Anasayfa / Bunları Biliyor musunuz? / Popüler mesleklerin bilinmeyen yüzü

Popüler mesleklerin bilinmeyen yüzü

Kendi yıldızlarını yaratan popüler meslekler aslında yıldızdan çok aya benzer. Bir görünen ışıklı yüzü, bir de karanlıkta yanan yüzü vardır. Gazetecilik, spikerlik, mankenlik ve diğerleri… İşte popüler meslekler hakkında az bilinenler… Meslek seçerken etkisi altında kaldığımız birçok şey var. Aile, arkadaşlar, öğretmenlerimiz, hatta medya, televizyon, diziler… Bazen bu meslek tam bana göre diyor,kariyerimizi o yönde inşa etmek istiyoruz. Ama bunu yaparken o mesleği yeterince araştırmıyoruz. Mesleği seçerken sadece o işin çekici gelmesi yetmiyor.
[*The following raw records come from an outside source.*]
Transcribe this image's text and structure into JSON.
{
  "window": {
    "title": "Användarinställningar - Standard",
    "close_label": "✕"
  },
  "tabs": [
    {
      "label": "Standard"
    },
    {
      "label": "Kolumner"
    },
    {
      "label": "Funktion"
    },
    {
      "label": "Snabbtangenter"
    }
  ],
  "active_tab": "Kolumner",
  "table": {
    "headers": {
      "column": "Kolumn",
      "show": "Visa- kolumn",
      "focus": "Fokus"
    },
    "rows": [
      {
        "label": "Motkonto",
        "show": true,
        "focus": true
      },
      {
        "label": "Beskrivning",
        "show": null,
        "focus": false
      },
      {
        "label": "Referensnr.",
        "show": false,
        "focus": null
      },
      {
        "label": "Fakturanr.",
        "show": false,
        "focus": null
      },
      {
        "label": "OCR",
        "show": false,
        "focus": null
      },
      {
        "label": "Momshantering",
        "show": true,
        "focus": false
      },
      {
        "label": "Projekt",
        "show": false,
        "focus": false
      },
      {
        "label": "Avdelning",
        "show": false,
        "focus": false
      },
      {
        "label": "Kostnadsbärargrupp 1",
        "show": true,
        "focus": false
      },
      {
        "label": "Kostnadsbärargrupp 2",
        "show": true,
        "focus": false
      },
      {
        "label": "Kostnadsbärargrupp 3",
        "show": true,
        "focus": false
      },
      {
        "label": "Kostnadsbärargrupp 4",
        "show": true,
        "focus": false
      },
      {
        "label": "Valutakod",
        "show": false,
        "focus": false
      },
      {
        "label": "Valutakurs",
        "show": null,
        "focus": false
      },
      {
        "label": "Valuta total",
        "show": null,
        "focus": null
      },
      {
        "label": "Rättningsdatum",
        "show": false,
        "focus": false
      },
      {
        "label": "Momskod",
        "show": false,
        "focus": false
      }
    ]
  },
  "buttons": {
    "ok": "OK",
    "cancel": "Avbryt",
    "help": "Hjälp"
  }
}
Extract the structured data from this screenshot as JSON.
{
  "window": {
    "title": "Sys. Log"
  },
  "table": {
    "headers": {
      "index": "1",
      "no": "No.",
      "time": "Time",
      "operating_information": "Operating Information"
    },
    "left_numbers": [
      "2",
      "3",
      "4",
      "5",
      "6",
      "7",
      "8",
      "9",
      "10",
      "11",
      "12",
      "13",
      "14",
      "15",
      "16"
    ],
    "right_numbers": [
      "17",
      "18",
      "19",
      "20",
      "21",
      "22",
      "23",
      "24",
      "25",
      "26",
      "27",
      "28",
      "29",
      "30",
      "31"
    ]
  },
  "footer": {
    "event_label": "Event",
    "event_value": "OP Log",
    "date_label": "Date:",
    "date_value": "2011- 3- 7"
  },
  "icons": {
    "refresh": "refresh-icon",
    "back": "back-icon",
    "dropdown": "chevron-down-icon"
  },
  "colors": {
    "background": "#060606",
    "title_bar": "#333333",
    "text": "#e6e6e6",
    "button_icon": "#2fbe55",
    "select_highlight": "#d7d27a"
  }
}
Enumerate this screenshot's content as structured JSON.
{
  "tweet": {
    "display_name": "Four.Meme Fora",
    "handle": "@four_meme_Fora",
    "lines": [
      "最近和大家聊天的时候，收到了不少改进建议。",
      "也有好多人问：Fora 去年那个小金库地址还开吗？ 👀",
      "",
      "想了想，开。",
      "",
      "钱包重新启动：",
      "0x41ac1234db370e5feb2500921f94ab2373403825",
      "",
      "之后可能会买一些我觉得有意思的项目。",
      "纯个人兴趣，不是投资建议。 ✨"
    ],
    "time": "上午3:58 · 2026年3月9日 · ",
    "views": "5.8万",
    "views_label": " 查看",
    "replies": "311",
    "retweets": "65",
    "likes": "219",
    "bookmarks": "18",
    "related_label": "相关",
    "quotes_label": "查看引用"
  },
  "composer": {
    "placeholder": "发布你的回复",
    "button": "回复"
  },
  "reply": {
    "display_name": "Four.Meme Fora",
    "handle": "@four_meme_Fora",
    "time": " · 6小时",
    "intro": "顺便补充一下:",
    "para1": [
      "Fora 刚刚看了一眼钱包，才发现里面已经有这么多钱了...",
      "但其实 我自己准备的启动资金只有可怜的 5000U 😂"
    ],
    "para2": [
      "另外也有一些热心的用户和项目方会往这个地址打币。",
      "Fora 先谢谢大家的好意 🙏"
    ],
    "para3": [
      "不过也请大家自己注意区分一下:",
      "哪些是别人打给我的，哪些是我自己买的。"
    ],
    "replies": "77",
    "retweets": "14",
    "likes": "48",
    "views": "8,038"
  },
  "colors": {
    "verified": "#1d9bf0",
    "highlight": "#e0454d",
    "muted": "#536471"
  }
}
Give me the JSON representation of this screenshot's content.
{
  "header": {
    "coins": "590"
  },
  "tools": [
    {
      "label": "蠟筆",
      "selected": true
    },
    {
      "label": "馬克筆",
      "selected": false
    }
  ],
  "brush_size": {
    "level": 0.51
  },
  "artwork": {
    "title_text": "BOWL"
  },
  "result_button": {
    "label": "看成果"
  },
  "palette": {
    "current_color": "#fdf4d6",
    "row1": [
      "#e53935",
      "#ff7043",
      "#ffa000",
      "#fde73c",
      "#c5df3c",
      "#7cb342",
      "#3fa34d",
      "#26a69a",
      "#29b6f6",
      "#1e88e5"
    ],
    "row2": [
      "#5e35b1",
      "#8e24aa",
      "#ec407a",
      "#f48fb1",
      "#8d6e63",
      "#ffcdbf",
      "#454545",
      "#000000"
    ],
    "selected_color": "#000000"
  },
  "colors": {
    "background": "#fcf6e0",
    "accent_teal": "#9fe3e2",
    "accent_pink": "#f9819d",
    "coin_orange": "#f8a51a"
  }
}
DIŞI SENİ İÇİ BENİ YAKAN MESLEKLER

Dışarıdan bakıldığında imrenilen, kimine göre rahat, eğlenceli meslekler var.Manken – model, spiker – sunucu, gazeteci, pilot, hostes bu pırıltılı mesleklerin bir kısmı.Tabii bunu bir de kendilerine sormak gerekiyor. Bizim yapılması kolay zannettiğimiz mesleklerin bilmediğimiz birçok zor yönü olabiliyor. Yani durum aslında “Podyumda iki adım atıyorlar, dünyanın parasını kazanıyorlar” veya “Sadece ekranda yazılanları okuyorlar” düşüncesinden daha fazla.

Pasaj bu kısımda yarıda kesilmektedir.